Ah, the tech world, where if it's not disruptive, it sucks. If it's an oligopoly, it's the root of all evil.
I wonder how many people at Avis Budget during the past few weeks have asked, "Who the hell is PandoDaily?" and "Since when does TechCrunch know anything about travel?"
Both great tech blogs, the former published one of its most childish rants a few weeks ago in response to the Avis Budget acquisition of Zipcar. The author, site founder Sarah Lacy, in a post titled "There are just so many reasons to hate the Zipcar/Avis deal," wrote that she loathes Avis and the car rental industry. Here are her claims and the reasons behind her hatred:
- There's no innovation in the industry.
- At least partly because it's not a tech firm, Avis will probably kill innovation at Zipcar.
- Venture capitalists who invested in Zipcar did not maximize their return.
- It makes other startups like Getaround, Uber and Silvercar look less valuable.
- It's a "bummer" because Zipcar was a disruptor.
- It's a "bummer" because Zipcar is a pioneer in the sharing economy.
Then this week, in a presumably "exclusive" "First Look At Silvercar, The Future Of Airport Car Rentals," TechCrunch's Ryan Lawler opened with: "For those of you, like me, who hate incumbent car rental firms, Silvercar seems like a breath of fresh air." He also referenced the "typical horrible experience of airport car rental" and, like Lacy, doesn't really back up those assertions.
The post detailed Lawler's trip to Dallas/Fort Worth, hosted by Silvercar, to check out the startup's new operation there.
His only point seems to be that he didn't have to talk to a person to drive off in his car, which isn't an advantage for a lot of customers.

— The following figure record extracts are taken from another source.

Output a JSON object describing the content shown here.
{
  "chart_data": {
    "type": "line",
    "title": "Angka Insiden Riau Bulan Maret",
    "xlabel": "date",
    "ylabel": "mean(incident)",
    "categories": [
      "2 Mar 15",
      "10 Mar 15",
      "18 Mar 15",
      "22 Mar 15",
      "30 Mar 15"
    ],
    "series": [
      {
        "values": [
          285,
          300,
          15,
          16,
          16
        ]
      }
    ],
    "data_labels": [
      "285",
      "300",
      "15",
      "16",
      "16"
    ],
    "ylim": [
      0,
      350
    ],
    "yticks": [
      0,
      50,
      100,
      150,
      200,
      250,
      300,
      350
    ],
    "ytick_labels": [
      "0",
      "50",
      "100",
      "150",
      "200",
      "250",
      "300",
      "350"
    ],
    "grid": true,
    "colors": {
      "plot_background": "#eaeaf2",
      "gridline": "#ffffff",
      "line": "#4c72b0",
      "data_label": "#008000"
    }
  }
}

As some of Lawler's readers commented on the post itself, Silvercar's pricing is not competitive and the experience isn't all that innovative relative to some of the traditional car rental firms' "express" programs.
I especially liked this comment from a TechCrunch reader: "Not sure why this is called a tech startup. Most industries are moving towards a more streamlined user experience through the use of technology and channels like mobile. If having a mobile app and self-service iPad kiosks is what you need to be tech startup, then my local legacy grocery store has long been a tech startup. There is a difference between use of existing technologies and innovating new technologies."

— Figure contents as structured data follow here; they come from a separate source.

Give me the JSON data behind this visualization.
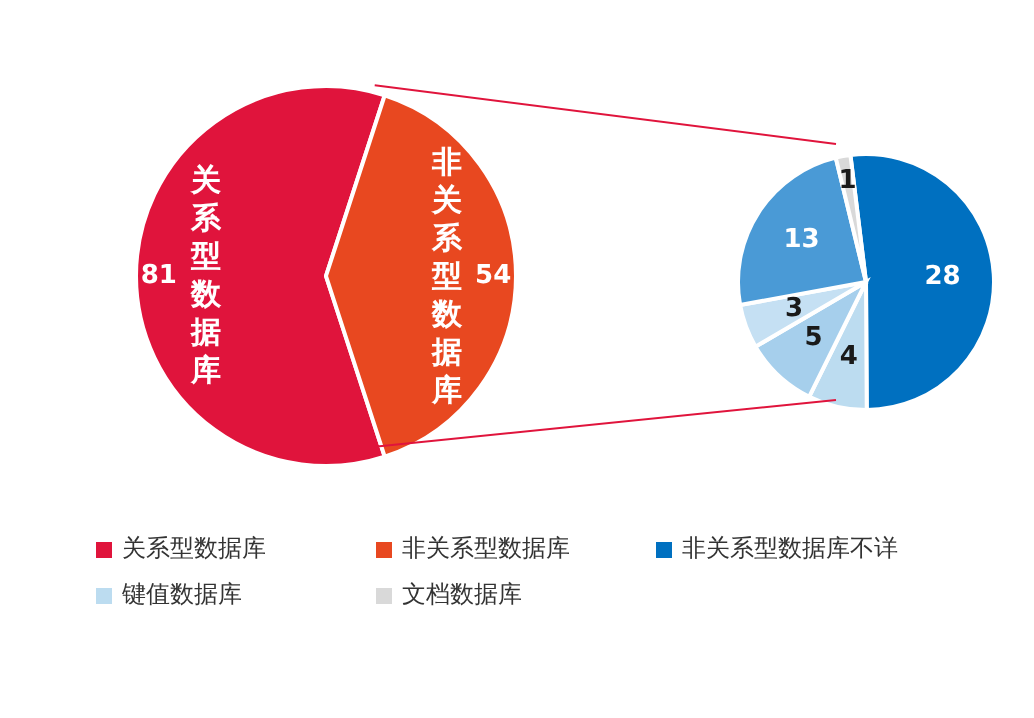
{
  "chart_data": [
    {
      "type": "pie",
      "categories": [
        "关系型数据库",
        "非关系型数据库"
      ],
      "values": [
        81,
        54
      ],
      "colors": [
        "#e0143c",
        "#e84820"
      ],
      "data_labels": true,
      "legend": "bottom"
    },
    {
      "type": "pie",
      "categories": [
        "非关系型数据库不详",
        "键值数据库",
        null,
        null,
        null,
        "文档数据库"
      ],
      "values": [
        28,
        4,
        5,
        3,
        13,
        1
      ],
      "colors": [
        "#0070c0",
        "#bcdcf0",
        "#a6cfec",
        "#c5e0f3",
        "#4a9ad6",
        "#d9d9d9"
      ],
      "data_labels": true,
      "legend": "bottom"
    }
  ]
}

Now, the car rental business has become an oligopoly, as Lacy pointed out. Anyone can debate whether it's better or, as Lawler argues, worse to have to deal with a person at the car-rental desk than to use only technology to make a car rental happen. And the Washington Post's WonkBlog offers compelling arguments about the challenges of integrating corporate cultures.
But why the vitriol?
I'm not a frequent car renter. I still appreciate that when I rent, a stranger happily hands me keys to a car thousands of miles away from my home without me doing any more than showing him a piece of plastic. Point is, by and large, when I need to rent a car, it works.

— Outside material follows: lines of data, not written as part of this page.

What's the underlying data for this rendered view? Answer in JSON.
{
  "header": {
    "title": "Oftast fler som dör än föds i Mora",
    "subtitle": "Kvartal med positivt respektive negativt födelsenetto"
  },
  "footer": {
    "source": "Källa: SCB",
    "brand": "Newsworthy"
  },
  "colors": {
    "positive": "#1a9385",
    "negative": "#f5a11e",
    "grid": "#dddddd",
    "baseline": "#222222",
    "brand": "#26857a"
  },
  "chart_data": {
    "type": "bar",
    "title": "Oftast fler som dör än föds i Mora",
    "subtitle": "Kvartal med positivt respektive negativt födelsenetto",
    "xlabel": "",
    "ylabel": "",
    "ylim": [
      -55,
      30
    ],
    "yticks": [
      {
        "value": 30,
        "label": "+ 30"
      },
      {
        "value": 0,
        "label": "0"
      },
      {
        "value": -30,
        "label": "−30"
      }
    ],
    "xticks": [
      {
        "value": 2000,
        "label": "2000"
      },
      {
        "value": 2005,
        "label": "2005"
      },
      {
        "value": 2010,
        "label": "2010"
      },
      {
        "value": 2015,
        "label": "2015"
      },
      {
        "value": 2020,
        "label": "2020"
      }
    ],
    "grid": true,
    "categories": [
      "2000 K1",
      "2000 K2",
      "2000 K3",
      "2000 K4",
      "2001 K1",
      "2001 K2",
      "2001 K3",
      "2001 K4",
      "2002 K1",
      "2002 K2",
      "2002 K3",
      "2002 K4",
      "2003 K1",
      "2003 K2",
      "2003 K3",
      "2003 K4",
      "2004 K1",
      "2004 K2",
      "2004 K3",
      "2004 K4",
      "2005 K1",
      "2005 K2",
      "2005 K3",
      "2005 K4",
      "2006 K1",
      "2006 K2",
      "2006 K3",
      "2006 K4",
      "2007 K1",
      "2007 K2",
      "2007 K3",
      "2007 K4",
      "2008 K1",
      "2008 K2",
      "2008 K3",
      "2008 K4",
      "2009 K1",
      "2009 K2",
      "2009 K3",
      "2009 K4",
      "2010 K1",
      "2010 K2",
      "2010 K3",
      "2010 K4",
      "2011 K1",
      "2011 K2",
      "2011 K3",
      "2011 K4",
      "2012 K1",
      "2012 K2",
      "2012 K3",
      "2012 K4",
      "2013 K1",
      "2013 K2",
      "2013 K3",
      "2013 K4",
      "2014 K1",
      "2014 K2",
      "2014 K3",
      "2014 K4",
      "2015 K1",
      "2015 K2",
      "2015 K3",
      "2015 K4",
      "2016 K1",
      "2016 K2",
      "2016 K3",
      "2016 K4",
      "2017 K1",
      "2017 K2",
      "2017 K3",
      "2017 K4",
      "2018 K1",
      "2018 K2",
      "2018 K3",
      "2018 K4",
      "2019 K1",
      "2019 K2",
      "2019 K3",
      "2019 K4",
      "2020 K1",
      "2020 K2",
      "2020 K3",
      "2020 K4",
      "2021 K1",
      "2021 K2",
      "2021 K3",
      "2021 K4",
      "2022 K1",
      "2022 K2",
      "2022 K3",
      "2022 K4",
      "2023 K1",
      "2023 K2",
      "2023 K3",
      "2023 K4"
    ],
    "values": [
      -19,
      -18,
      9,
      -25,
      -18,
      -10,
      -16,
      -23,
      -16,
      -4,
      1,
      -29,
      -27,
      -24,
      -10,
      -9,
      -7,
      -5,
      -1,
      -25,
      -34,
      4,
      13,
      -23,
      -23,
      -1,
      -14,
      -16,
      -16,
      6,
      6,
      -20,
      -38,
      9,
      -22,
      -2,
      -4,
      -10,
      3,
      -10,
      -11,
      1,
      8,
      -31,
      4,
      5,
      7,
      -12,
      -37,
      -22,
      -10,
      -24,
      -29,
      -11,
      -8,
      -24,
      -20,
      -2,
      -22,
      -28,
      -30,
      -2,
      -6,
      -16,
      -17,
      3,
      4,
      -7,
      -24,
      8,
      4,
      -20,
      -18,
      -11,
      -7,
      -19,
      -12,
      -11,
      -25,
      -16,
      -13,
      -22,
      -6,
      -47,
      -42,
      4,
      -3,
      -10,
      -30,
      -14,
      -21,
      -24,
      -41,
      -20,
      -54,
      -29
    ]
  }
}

Sure, it bugs me when they try to sell me additional insurance. And yeah, it's annoying to search for a gas station near the airport so I don't get hammered by fees.
But basically I have no complaints, and I'm not even close to a top customer who gets a slew of well-known benefits that ease the experience.
If J.D. Power is to be believed, and it's probably as good a source as any on this kind of thing, overall satisfaction among rental customers actually has risen during the past three years.
"The rental car industry continues to step up its game, building on improvements in the rental car customer experience made over the past several years, while also benefiting from higher satisfaction levels with cost and fees relative to prior years," according to Stuart Greif, J.D. Power's travel practice vice president. "However, there still are tremendous opportunities to leverage technology to address customer pain points in the rental car experience."
Fair enough, and it would seem that those pain points are among the top reasons Avis wanted Zipcar. What Zipcar and Silvercar, as well as Hertz and others, are doing is to introduce new technology and pricing models.
And all that's helping address a complaint I do have about the car-rental business: It's freakin' boring!